In this episode of ReversingGlass, Matt discusses how tampering is complicated given the complexity of software packages — making it tough to pinpoint. That’s why a final exam of the complete package prior to release is essential.

Learn More

- Definition: What is Software Tampering? 
- White Paper: The Monsters in Your Software Supply Chain 
- Research: The State of Software Supply Chain Security 2024

Episode Transcript

Hi everyone! Welcome back to another episode of ReversingGlass. I'm Matt Rose, Field CISO at ReversingLabs, and today's episode is: What is tampering and how does it relate to software supply chain security? Again, we gotta start with a little bit of a movie quote analogy, went way back for this one.

Finding an example of tampering that leads into the whole software supply chain story associated with tampering is a little bit unique, but how many people know what this movie is? It's the first Indiana Jones movie, going back to the 80s, started the franchise of Indiana Jones.

In this scene, if you remember, this is where someone tried to assassinate Indiana Jones by poisoning the dates, and the monkey got to the dates, and Sala saved Indy from eating the dates. And in this scene, he catches the date and says, bad dates, and they realize that it was tampered with and it was an assassination attempt.
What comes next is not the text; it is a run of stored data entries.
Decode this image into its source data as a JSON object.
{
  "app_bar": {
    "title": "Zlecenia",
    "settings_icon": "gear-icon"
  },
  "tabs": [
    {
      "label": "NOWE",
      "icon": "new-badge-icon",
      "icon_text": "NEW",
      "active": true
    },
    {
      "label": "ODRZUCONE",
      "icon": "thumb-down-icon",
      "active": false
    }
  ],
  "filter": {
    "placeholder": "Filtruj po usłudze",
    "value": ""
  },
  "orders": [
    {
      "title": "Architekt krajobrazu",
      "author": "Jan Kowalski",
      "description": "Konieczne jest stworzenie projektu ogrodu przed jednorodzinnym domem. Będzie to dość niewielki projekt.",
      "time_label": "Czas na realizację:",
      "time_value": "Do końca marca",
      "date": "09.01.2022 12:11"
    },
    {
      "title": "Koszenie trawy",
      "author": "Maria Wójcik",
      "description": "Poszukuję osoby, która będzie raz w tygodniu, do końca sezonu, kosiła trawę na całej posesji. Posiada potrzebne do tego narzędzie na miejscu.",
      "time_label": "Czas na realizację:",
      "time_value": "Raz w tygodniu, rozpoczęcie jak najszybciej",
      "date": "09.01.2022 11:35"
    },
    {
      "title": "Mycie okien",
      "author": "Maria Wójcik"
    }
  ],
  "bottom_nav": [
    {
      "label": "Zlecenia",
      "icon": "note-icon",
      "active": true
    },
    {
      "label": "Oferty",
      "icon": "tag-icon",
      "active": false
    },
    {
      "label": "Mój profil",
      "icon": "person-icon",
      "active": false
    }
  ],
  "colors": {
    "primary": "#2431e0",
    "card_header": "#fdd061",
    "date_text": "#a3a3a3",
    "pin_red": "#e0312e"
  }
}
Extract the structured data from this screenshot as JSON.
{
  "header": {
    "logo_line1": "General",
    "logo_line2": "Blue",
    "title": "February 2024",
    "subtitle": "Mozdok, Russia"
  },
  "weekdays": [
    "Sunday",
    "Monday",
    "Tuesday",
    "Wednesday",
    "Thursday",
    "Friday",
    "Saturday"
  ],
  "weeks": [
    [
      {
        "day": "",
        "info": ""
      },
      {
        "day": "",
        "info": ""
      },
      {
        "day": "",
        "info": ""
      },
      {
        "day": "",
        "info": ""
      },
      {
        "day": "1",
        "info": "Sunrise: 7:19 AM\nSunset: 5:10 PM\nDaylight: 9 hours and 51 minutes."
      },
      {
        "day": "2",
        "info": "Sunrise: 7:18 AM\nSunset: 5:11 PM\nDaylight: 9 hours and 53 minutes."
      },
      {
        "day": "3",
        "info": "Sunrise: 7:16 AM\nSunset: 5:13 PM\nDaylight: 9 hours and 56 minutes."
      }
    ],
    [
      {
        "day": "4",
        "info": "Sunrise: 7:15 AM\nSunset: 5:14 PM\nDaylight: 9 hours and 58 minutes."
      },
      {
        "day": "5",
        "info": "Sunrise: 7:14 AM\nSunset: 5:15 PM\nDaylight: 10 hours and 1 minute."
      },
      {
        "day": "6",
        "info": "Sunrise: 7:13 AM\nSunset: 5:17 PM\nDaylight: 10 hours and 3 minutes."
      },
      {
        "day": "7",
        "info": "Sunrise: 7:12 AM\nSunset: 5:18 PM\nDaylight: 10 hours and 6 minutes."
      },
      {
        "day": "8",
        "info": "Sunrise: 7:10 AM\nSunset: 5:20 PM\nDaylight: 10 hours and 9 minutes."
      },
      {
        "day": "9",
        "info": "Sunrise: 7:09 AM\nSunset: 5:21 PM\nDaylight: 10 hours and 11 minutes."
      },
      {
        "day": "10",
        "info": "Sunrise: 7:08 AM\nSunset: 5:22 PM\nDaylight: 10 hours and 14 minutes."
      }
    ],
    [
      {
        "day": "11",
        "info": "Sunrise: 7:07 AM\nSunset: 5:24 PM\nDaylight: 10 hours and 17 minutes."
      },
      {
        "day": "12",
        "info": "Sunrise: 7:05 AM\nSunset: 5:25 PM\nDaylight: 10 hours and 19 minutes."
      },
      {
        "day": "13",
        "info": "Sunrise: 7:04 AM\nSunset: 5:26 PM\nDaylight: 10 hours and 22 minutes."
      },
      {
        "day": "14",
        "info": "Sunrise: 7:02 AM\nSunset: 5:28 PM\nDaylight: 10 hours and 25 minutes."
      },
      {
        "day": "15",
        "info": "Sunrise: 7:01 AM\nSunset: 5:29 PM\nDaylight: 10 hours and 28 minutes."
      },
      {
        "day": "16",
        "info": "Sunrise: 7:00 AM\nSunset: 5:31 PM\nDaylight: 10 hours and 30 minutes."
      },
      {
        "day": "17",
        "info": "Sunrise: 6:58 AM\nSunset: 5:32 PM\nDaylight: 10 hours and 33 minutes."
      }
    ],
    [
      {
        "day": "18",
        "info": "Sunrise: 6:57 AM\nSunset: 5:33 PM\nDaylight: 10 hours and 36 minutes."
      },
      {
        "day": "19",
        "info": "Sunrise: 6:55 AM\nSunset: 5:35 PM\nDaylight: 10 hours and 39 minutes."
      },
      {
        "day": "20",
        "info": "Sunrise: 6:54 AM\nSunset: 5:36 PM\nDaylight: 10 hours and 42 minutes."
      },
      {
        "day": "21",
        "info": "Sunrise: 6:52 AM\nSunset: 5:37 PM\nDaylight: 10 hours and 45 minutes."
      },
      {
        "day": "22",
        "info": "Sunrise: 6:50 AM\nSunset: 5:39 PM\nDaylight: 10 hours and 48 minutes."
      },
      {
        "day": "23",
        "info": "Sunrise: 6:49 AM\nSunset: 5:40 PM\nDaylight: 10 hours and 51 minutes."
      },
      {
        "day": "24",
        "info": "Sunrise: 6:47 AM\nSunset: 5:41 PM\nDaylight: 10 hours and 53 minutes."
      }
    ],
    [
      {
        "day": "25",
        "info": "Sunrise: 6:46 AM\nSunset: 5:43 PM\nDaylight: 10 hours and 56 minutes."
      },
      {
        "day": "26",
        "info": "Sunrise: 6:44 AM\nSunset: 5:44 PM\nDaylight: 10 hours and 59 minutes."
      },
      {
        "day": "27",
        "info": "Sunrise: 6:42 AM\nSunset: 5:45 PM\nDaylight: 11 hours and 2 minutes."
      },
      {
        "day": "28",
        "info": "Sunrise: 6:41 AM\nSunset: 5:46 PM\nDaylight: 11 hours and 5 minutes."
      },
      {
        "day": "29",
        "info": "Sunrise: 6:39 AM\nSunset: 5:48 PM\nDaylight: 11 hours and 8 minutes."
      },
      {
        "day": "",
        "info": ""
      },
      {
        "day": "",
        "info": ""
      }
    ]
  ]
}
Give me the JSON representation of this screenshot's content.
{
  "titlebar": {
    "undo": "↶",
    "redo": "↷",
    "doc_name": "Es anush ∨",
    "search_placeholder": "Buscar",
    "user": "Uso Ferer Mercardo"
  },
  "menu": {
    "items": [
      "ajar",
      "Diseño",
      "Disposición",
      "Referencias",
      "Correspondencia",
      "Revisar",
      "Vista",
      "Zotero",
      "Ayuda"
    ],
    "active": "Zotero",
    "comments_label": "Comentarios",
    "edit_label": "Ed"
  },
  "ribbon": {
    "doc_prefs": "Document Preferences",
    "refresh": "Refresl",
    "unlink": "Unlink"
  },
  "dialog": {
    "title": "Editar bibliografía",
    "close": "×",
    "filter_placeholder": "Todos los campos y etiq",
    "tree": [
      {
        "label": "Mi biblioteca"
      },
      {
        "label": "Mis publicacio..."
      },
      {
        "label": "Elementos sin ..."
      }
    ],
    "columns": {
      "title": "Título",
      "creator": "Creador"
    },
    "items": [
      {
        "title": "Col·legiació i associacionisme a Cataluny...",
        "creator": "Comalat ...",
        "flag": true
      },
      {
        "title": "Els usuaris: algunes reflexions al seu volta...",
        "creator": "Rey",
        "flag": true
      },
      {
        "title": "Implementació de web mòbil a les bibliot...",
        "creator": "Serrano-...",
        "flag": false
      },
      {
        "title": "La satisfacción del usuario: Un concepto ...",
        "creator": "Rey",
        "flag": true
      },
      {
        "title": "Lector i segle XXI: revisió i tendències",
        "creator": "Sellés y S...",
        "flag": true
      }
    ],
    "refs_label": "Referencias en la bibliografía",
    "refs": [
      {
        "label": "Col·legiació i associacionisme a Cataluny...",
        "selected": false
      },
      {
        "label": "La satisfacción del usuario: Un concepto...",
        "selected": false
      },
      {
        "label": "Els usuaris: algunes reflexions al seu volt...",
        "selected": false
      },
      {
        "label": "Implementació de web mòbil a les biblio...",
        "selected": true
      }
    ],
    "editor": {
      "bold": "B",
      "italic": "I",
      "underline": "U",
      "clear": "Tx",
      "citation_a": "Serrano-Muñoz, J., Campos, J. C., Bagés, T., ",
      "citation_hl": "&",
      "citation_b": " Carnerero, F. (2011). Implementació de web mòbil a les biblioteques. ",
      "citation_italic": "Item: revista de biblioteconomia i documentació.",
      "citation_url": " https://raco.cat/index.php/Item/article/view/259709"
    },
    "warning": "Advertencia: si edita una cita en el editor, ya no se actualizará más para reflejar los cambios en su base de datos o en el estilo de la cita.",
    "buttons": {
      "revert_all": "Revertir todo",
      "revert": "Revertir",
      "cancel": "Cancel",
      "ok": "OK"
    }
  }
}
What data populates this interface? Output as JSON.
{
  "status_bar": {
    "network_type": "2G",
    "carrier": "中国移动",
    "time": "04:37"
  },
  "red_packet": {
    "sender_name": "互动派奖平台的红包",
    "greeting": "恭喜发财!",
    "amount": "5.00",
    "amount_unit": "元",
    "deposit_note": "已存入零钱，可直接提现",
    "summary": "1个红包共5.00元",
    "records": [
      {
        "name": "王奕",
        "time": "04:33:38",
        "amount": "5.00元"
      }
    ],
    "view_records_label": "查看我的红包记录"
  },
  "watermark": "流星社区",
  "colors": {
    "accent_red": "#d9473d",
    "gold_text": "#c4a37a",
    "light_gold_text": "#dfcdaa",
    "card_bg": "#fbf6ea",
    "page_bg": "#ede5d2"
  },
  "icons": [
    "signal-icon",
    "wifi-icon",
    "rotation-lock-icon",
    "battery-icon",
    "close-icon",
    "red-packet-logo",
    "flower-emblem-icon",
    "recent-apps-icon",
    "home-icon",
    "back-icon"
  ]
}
Your software package can also be tampered with in a very similar way, but it's a little bit more complex. So as we jump in, thinking about how do you address tampering in a software supply chain world? The first thing is having a final exam  of the package itself. You can't look at something and figure out if it was tampered with if you don't examine it. So examining the package, breaking it down to its original parts, and comparing it to something with  binary analysis, because breaking it apart is  the process of looking at the root cause. So if you think about the recent supply chain attacks  from 3CX, the code signing process, even though it was correctly signed, was tampered with and the code was manipulated.

So that final exam is what you need. So complex binary analysis is the first step. Break it back into the parts of the whole,  so you can actually look at everything. And then compare it to itself, a good known entity, so you know what was good and what was bad. And really what tampering and binary analysis allows you to do is to give a reality check.

Is this doing things that are unexpected? Are there things happening that are potentially not exactly what you expect them to be? And the only way you do that is, again, comparing two entities. And there's a lot of different more advanced thoughts on this as you go down, and we're going to talk about those in another ReversingGlass episode, and I'm foreshadowing here with reproducible builds.  But, in this example, you can actually use AI and other techniques to basically jump in and say: Hey, this was something that happened in the past, like a 3CX attack in the code signing issue or the SunBurst attack where differential analysis was the way that you actually figured out: hey this release had this, this release had something different, which led you down the path to either a novel attack or a known malware attack.

So if you're not thinking about tampering as it relates to software supply chain security you're missing the boat. So tampering is the way to do it, and the way you actually identify tampering in a package is post compilation, get it all compiled together, all the components,  then break it back apart and compare it to itself. 

If you're not thinking about tampering, you're not thinking about software supply chain security.  Hope everybody enjoyed the quick episode.  Thanks for watching.